A Vila São Francisco
A VILA SÃO FRANCISCO
Nuvens de poeira, Sol escaldante, homens e mulheres animadas tagarelando pela rua principal da vila a espera da missa das dez horas do domingo. O sino repica abafando o barburim da multidão. As barracas da feira estão abarrotadas de produtos oriundos de Juazeiro e de Crato; rosários de coco, cachimbos e chupetas de açúcar, pentes de chifres, bonecas de louça, fitas de tafetá, mantilhas de tule, entre outras variedades. E ainda as variadas panelas e alguidar de barro das artesãs do sítio Varas. A vila se agita. O sino dá o último aviso, o povo ordeiro dirige-se à capela, nuvens de incenso no altar, mulheres de cabelos brilhando, solto nos ombros, bem tratados com banha de porco. Meias finas envolvem as pernas cabeludas das mulheres do campo. Mantilhas sobre as cabeças, peça obrigatória para as mulheres assistirem o ato litúrgico. As senhoras da irmandade do Apostolado da Oração tomam seus acentos especiais, cadeiras com espaldar de palhinhas, inicias gravadas na testeira. O padre Alzir, de costas para o público, inicia a celebração rezando em latim. As pessoas não compreendendo o idioma, cochicham sem preconceitos, despreocupadas. As “Filhas de Maria” e as mulheres mais fervorosas debulham o terço enquanto o padre faz exortações na homilia.
Após a missa, gritos de crianças na pia batismal, assustadas com a pancada da água benta despejada nas cabeças com uma caneca aparada numa bacia de ágata. As crianças esgoelam-se ao ser batizadas.
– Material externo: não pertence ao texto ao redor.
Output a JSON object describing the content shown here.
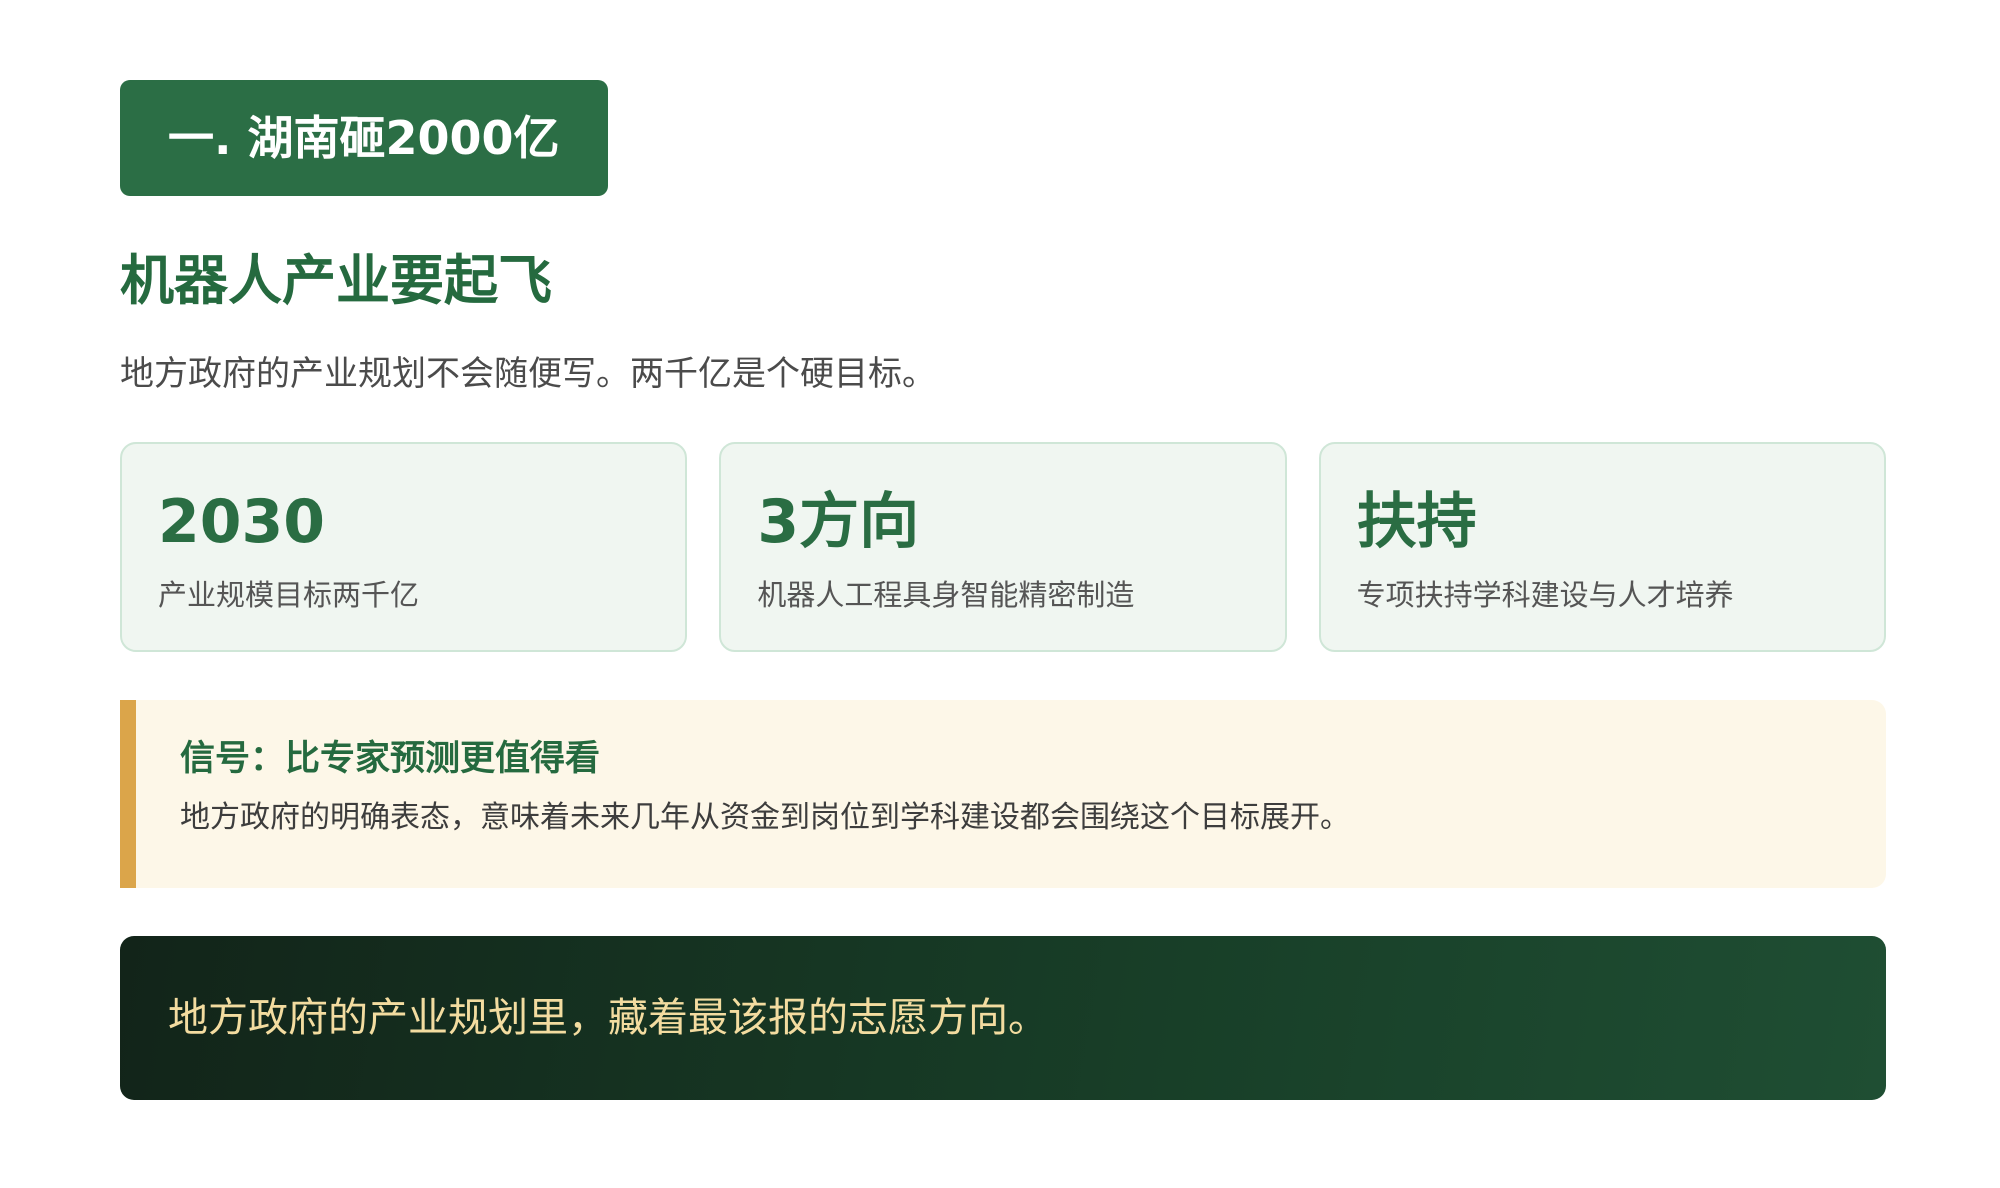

Envolvidas nos longos cueiros de algodãozinho e camisas de tricolina bordadas; mijando e suando com o calor escaldante, enchendo-se de brotoejas. E nessa agitação, Marieta mangando das marmotas do povo, se divertindo das bolhas nos pés da comadre Zefa, estropiada dos tropicões nos buracos, com as alpercatas de sola ressequidas que ficara guardada, empoeirada, meses... aguardando um dia de missa dominical na vila.
A feira se anima, as bodegas lotadas de homens riscando os tijolos com as rosetas das esporas; comprando um litro de sal em pedras, café de Baturité em grãos cru, farinha de mandioca, tomando uma bicada de pinga e fumando cigarros de fumo. Mundim Santana, na esquina, tratando dos negócios de gado com seu Tonico. Os animais selados cochilam e babam, amarrados nos balaústres das casas aguardando seu dono para a volta aos sítios.
Contritos, ações cumpridas, retornam às suas moradas com os alforges e os bolsos das caronas abarrotados de mercadorias, de pães quentinhos da padaria de Virgílio Clemente. E a alma leve pelo cumprimento às obrigações cristãs.